Dada’s return into Gandhi Mahaan’s life – it is Dhruv Vikram’s entry scene – is also staged with some panache. The young actor, up against the seasoned Vikram, holds his own. It is, of course, no cakewalk. There are times that Dhruv Vikram’s effort to ensure that he isn’t eclipsed begins to show.
His grand moniker notwithstanding, the protagonist, in collusion with the third friend from the opening sequence, Gnanam (Muthukumar), a corrupt politician who wins elections on an anti-alcohol plank but is in cahoots with the liquor lobby, rises to the top of the heap when Dada and his men arrive out of the blue and decide to rain on his party.
More trouble brews when the crooked politician has his own ideas and runs afoul of Gandhi Mahaan and Sathyavan. When the liquor king meets Gnanam in the company of Sathyavan and Rocky in his grand ministerial office plastered with portraits of Gandhi, Nehru, Indira Gandhi and APJ Abdul Kalam, sparks fly and set the stage for the final leg of the film.
Neither the making of the film, which alternates between the overly flashy and the drably sedate, nor the background score and songs composed by Santhosh Narayanan, which incorporate dollops of hip hop, is exceptional. Mahaan is overlong, sluggish in parts and way too superficial for its convoluted message to attain clarity.
If the film still manages not to be a complete washout, it is because of the energetic performances, the occasional visual flourishes that Karthik Subbaraj packs into the film and the solid camerawork by Shreyaas Krishna, who imparts a distinct feel and texture to the frames.

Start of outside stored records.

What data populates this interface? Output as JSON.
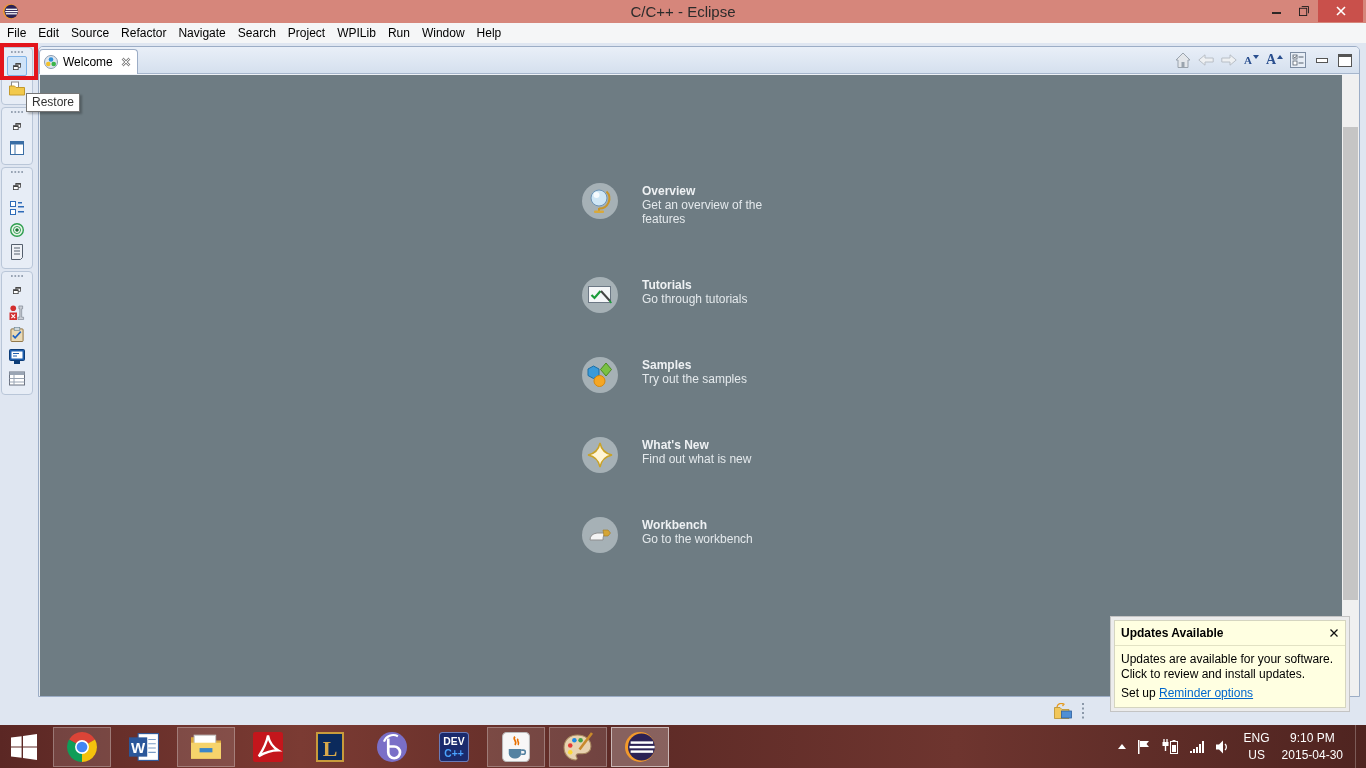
{
  "window": {
    "title": "C/C++ - Eclipse"
  },
  "menu": [
    "File",
    "Edit",
    "Source",
    "Refactor",
    "Navigate",
    "Search",
    "Project",
    "WPILib",
    "Run",
    "Window",
    "Help"
  ],
  "side_toolbar": [
    {
      "items": [
        {
          "kind": "restore",
          "hovered": true,
          "marked": true
        },
        {
          "kind": "folder",
          "hovered": false,
          "marked": false
        }
      ]
    },
    {
      "items": [
        {
          "kind": "restore",
          "hovered": false,
          "marked": false
        },
        {
          "kind": "layout",
          "hovered": false,
          "marked": false
        }
      ]
    },
    {
      "items": [
        {
          "kind": "restore",
          "hovered": false,
          "marked": false
        },
        {
          "kind": "outline",
          "hovered": false,
          "marked": false
        },
        {
          "kind": "target",
          "hovered": false,
          "marked": false
        },
        {
          "kind": "document",
          "hovered": false,
          "marked": false
        }
      ]
    },
    {
      "items": [
        {
          "kind": "restore",
          "hovered": false,
          "marked": false
        },
        {
          "kind": "breakpoints",
          "hovered": false,
          "marked": false
        },
        {
          "kind": "tasks",
          "hovered": false,
          "marked": false
        },
        {
          "kind": "console",
          "hovered": false,
          "marked": false
        },
        {
          "kind": "table",
          "hovered": false,
          "marked": false
        }
      ]
    }
  ],
  "tooltip": {
    "text": "Restore"
  },
  "editor": {
    "tabs": [
      {
        "label": "Welcome",
        "selected": true
      }
    ],
    "view_toolbar": [
      {
        "kind": "home"
      },
      {
        "kind": "back"
      },
      {
        "kind": "forward"
      },
      {
        "kind": "font_smaller",
        "glyph": "A"
      },
      {
        "kind": "font_larger",
        "glyph": "A"
      },
      {
        "kind": "contents"
      },
      {
        "kind": "minimize"
      },
      {
        "kind": "maximize"
      }
    ],
    "welcome_items": [
      {
        "kind": "overview",
        "title": "Overview",
        "description": "Get an overview of the features"
      },
      {
        "kind": "tutorials",
        "title": "Tutorials",
        "description": "Go through tutorials"
      },
      {
        "kind": "samples",
        "title": "Samples",
        "description": "Try out the samples"
      },
      {
        "kind": "whatsnew",
        "title": "What's New",
        "description": "Find out what is new"
      },
      {
        "kind": "workbench",
        "title": "Workbench",
        "description": "Go to the workbench"
      }
    ]
  },
  "notification": {
    "title": "Updates Available",
    "lines": [
      "Updates are available for your software.",
      "Click to review and install updates."
    ],
    "footer": {
      "text": "Set up",
      "link": "Reminder options"
    }
  },
  "taskbar": {
    "apps": [
      {
        "kind": "browser",
        "running": true,
        "selected": false
      },
      {
        "kind": "word",
        "glyphs": [
          "W"
        ],
        "running": false,
        "selected": false
      },
      {
        "kind": "folder",
        "running": true,
        "selected": false
      },
      {
        "kind": "pdf",
        "running": false,
        "selected": false
      },
      {
        "kind": "game",
        "glyphs": [
          "L"
        ],
        "running": false,
        "selected": false
      },
      {
        "kind": "torrent",
        "running": false,
        "selected": false
      },
      {
        "kind": "devcpp",
        "glyphs": [
          "DEV",
          "C++"
        ],
        "running": false,
        "selected": false
      },
      {
        "kind": "java",
        "running": true,
        "selected": false
      },
      {
        "kind": "paint",
        "running": true,
        "selected": false
      },
      {
        "kind": "eclipse",
        "running": true,
        "selected": true
      }
    ],
    "tray": {
      "language": "ENG",
      "region": "US",
      "time": "9:10 PM",
      "date": "2015-04-30"
    }
  }
}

That apart, there are at least a couple of takeaways from Mahaan. In one scene, the minister preens that he isn’t given to issuing multiple threats like “a movie villain”. I am a certified politician, he says, “a real villain”. The favourite whipping boy of contemporary Indian cinema thus makes his presence felt in Mahaan.
In another flash of striking insight, the hero asserts that those who seek to forcibly impose their ideals on others are no better than those that flout all laws of acceptable behaviour. Both are extremists, he says, harking back to the line (attributed to Mahatma Gandhi) that Mahaan opens with: “Freedom is not worth having if it does not include the freedom to make mistakes.”
Mahaan grabs that freedom with both hands – like the eponymous character, it makes its share of mistakes and lives to tell the tale because Vikram injects just enough variety into it with a performance that serves to temper some of the film’s excesses.